It’s probably natural for someone to think the iPhone 12 Pro Max is better than the Mini. However, this way of thinking is probably a mistake. For years now, I’ve believed in choosing tech products that are “the best,” or with the fastest specs. However, after making this mistake too many times, it’s becoming obvious that price is not an indicator of quality.
Let’s start with the iPhone comparison. The $1,099 base model iPhone 12 Pro Max should be better than a $699 iPhone Mini, right? Not the case. In my experience, the more premium iPhone 12 was bulkier, heavier, and seemed like it came from a time when smartphones were bigger. The $699 iPhone Mini, with two cameras instead of three, same processor and 5G, all inside of a compact aluminum frame, feels like it comes from the future. Be careful of what you wish for.
I’m in the market for a drone right now. There’s a $1,599 Mavic Pro, $1,349 Mavic Zoom, and a $449 Mavic Mini. The most expensive one is the best, right? Not the case. The $449 Mavic Mini is smaller, has the same 31-minute flight time as the other Mavics listed, has good enough range, and best of all, no extreme pain when you’re flying the drone and afraid that you’re gonna lose it.
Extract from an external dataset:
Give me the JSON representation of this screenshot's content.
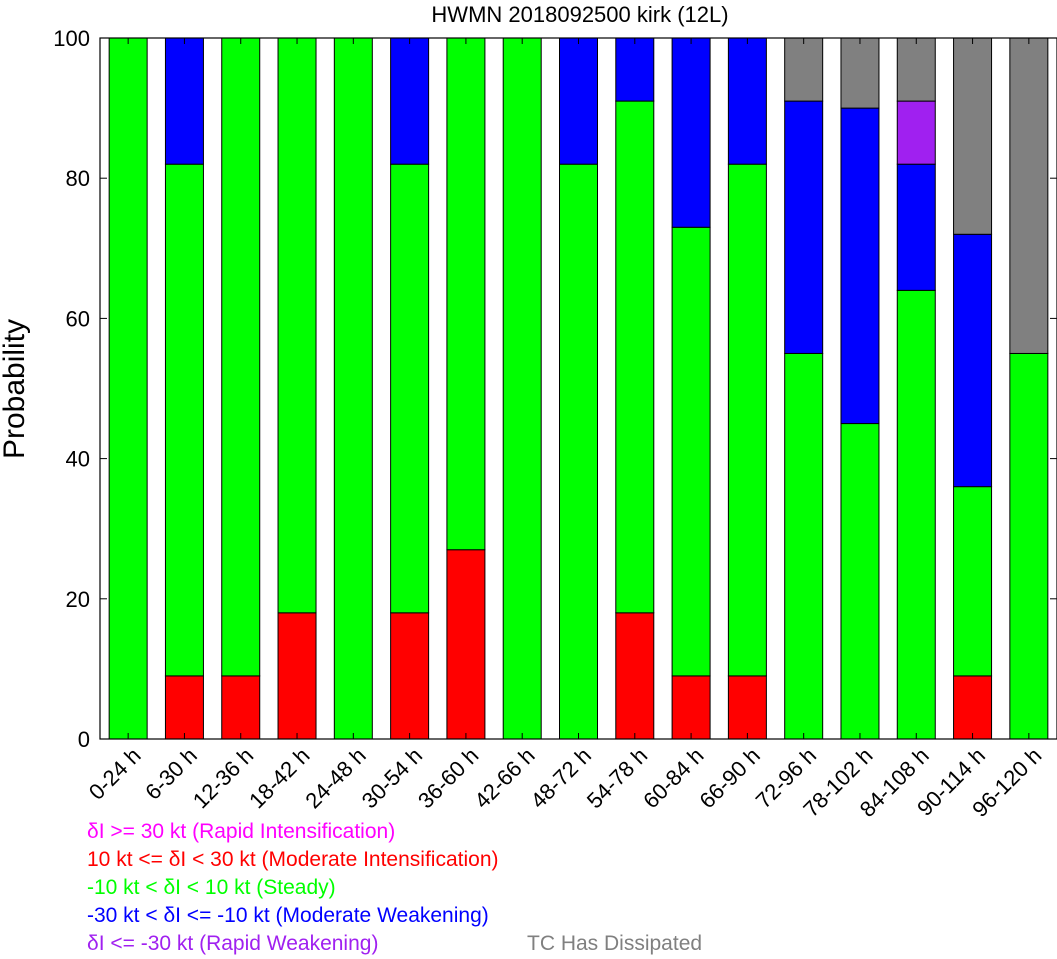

From a physics perspective, here’s the same idea: velocity is change (in this case, net benefit) over time, while speed is distance (in this case, the amount of money you spend) over time (cost is time in this metaphor). A tech product could cost a lot of money, but that doesn’t directly translate into net benefit. In the case of the Pro Max vs. the Mini, my net benefit is actually greater with the Mini as compared to the Max, even though the Max is almost double the price, which accounts for a greater “velocity” in this metaphor.
In decision making, it is often good to evaluate the net benefit of the product, weighed against price, instead of automatically assuming that “Pro” or simply the product with the most hype will be the best. In addition to using a better suited product, you will probably find that you’ll waste less resources on what you don’t need, and will have more resources to put elsewhere.